In fact, alongside "mission capability" and price, the Air Force applies a whole third set of criteria, "past performance." The Super Tucano boasts an extensive track record of service in countries from Colombia, where it's seen combat against drug traffickers, to Mauritania. The basic T-6 has an even longer track record as the standard trainer for both the US Air Force and Navy, but only two prototypes of the specific AT-6 combat variant even exist.

If the US were choosing an aircraft for itself, the AT-6 would be a slam dunk, because it's the big brother of something the American military knows and loves. But these planes are being bought on behalf of the fledging Afghan air force, and Afghanistan's capabilities are a lot more like Mauritania's than America's. So the Super Tucano's "past performance" track record looks both stronger and more relevant than the AT-6's.

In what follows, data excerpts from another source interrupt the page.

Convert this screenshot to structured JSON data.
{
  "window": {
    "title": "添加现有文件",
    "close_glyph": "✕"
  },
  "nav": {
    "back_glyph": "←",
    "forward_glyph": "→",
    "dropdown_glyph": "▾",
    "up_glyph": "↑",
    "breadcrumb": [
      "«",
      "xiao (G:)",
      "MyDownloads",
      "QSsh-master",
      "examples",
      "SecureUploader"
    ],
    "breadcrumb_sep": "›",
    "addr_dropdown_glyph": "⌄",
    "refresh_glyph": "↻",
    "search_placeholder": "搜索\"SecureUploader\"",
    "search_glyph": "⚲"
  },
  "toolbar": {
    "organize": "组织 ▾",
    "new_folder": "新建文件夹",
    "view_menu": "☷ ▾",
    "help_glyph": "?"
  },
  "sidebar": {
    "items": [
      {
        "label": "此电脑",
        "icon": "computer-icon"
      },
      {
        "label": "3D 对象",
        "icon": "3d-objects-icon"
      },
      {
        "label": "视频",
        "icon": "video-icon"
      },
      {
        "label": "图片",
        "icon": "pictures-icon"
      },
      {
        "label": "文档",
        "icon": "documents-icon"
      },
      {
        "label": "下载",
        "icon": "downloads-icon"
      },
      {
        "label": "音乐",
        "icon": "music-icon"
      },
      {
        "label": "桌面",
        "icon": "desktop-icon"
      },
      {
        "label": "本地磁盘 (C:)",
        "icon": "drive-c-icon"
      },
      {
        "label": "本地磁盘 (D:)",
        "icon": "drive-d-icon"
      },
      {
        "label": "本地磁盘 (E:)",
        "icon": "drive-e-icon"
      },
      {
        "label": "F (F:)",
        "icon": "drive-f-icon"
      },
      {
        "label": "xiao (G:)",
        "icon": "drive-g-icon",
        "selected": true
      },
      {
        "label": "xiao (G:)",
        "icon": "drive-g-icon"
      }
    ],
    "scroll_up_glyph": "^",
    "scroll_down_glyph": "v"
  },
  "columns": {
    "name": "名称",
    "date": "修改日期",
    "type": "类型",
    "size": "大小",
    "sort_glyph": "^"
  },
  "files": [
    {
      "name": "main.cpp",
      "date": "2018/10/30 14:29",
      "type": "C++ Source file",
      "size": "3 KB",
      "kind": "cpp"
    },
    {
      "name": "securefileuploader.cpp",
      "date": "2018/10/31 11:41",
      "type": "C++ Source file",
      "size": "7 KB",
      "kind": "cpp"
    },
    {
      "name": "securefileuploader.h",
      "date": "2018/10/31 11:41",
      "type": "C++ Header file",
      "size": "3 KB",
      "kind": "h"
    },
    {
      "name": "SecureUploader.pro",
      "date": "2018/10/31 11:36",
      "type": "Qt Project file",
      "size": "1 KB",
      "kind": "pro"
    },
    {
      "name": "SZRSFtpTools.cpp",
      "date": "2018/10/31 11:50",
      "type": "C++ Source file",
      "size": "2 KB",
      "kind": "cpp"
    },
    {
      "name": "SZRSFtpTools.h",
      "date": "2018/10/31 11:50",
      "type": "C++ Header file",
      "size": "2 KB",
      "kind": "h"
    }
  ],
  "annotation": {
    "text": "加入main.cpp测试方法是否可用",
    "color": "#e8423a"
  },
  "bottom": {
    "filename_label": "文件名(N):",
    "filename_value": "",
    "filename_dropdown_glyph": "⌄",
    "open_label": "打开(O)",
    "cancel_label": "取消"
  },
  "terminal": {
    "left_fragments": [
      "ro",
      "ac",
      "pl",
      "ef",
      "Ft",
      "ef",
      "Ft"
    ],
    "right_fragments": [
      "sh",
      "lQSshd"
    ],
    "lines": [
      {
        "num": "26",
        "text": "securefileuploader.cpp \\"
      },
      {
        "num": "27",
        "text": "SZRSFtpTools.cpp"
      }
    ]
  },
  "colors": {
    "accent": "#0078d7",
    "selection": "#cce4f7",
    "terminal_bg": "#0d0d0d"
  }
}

Beechcraft backers argue that the administration is tilting the scales to appease Brazil, noting that Deputy Secretary of Defense Ash Carter called Brazil's defense minister to offer his congratulations within hours of the 2012 award. Beechcraft mobilized a massive "buy American" campaign in favor of its aircraft, even though Sierra Nevada insists it would build its Brazilian-designed airplane in its (yet to be completed) Florida factory.

So the Light Air Support contract has been a rolling, multi-year disaster, a microcosm of everything that's wrong with the military acquisitions system: meddling by politicians, incompetence by bureaucrats, and legal wrangling by the contractors. (Sierra Nevada filed suit itself at one point). Meanwhile US troops and their Afghan allies are without a lightweight, low-altitude air support plane that commanders first said was necessary in August 2009.